Even after the new standards set in place by governments to combat bullying in schools, it remains a national problem for children. Bullying and abuse in school forces many parents to homeschool their kids, says Michael Donnelly, attorney for the Homeschool Legal Defense Association, on an episode of “Reform School”. He spoke of a teacher who supposedly grabbed a kindergartener’s face. Mary C. Tillotson for Human Events quotes him as saying:

“Frankly, that’s a reason that a lot of parents don’t want their kids in school and are looking for choices, and why a lot of parents homeschool their kids, because of bullying,” he said. “Usually it’s bullying from other kids, but there’s plenty of bullying that happens with teachers, too, and special needs kids.”

Donnelly said that he knows teaching is a “tough job” and that he did not want to be thought of as criticizing teachers in general.
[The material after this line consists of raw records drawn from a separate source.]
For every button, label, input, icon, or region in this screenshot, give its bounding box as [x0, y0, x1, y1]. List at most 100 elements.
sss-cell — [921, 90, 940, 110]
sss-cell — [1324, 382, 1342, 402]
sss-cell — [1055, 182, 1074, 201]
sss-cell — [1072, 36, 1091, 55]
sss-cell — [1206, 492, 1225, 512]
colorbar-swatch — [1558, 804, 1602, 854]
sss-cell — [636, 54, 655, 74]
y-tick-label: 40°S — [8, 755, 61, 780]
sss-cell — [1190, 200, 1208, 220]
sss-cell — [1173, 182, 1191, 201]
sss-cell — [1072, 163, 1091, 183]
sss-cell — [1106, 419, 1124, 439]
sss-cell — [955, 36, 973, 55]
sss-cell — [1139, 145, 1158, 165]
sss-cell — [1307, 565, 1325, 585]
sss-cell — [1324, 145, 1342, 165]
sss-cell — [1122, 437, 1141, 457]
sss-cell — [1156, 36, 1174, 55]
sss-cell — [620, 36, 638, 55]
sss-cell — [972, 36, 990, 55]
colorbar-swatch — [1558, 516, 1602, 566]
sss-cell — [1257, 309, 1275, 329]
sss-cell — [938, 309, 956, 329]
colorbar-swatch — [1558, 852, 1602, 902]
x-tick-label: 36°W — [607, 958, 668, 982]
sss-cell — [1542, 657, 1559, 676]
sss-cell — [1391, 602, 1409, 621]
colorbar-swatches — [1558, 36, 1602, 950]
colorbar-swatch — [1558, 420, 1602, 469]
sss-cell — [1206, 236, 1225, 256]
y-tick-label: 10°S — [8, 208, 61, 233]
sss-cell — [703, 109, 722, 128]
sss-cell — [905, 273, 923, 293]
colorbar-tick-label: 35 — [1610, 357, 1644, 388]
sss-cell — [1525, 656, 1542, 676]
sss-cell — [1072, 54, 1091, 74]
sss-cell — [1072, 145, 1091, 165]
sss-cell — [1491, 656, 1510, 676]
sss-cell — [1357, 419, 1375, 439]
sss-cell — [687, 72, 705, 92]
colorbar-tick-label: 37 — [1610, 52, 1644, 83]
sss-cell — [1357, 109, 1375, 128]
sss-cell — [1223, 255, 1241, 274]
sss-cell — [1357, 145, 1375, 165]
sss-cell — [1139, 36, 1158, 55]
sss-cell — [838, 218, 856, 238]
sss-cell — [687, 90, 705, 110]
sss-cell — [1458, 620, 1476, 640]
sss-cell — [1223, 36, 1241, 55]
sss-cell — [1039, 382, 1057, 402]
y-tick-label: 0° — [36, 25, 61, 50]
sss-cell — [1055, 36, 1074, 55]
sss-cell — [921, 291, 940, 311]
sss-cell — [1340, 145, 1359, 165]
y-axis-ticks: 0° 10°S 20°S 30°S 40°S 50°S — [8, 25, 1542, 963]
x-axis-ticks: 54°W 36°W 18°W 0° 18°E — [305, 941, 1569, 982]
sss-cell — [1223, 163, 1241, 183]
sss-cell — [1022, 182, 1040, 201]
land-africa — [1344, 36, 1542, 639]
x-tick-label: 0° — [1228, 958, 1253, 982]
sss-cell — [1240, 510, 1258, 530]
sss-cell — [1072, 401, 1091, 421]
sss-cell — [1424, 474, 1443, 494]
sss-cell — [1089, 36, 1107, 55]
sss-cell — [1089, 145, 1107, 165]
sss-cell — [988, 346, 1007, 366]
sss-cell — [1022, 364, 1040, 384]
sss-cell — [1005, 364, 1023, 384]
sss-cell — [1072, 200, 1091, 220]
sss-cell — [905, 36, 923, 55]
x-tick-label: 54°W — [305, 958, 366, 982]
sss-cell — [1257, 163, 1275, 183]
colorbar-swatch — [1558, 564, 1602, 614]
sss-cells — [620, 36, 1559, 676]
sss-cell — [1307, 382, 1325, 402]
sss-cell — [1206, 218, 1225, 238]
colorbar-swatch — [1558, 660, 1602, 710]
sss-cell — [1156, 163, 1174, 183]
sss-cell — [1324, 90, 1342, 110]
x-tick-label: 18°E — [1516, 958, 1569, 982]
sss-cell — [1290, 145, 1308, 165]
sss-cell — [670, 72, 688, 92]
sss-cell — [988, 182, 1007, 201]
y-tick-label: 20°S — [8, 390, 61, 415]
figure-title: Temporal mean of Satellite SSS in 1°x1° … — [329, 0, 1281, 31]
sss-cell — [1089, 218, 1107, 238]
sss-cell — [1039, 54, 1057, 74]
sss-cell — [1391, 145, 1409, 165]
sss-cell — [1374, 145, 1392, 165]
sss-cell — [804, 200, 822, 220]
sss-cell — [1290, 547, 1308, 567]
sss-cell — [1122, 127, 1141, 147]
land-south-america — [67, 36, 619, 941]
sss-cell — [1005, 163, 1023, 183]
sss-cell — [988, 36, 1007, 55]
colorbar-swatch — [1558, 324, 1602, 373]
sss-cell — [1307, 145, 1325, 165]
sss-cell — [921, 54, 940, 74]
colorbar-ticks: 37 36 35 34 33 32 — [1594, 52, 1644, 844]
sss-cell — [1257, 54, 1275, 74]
In 2011, almost 28% of school children ages 12-18 said they were bullied at school throughout the school year. Almost 18%  of those students also said that they were poked fun at or insulted, writes Michael D. Clark for The Enquirer.

A further 18% of students said that they were the topic of rumors, 5% claimed that they were threatened with harm and 3% stated that other students tried to force them do things they did not want to do, reports Clark.

Around 6% of pupils said that they were purposefully being discouraged from participating in activities, 3% claimed that their personal items were stolen or broken by other students intentionally, and 8% reported that they were pushed, shoved, tripped or spit on. About 21% of those students said they were hurt because of the incident.

Almost 9% of children said that they had been cyber-bullied. Of those, 4% said that a fellow student had put hurtful messages on the Internet and 4% claimed that they were sent hurtful text messages, reports Clark.

As a way to combat this bullying, parents may first encourage their kids to try and stand up for themselves and asking the bully to desist, says Kelly Wallace for CNN. The next stage, if that doesn’t work, would be moving up through the chain of command, starting with the adult that was nearby where the supposed bullying took happened. Examples include a teacher if the bullying happened in the classroom or a bus driver if it took place on a bus, and then going to the principal and the school district.

Unfortunately, several parents insist that schools are condoning bullying behaviors by telling kids things like “It wasn’t that big of a deal” or “You’re overreacting” or “Your kid needs to learn how to deal with it.”

Parents should document what takes place, what staff were in the vicinity and what they, if did anything, what the effect on their child was in terms of emotional harm, how the bully may be interfering with their child’s education and recreational activities and what the school has done about it, said Nancy Willard, director of the group Embrace Civility in the Digital Age, that works on fighting cyber bullying.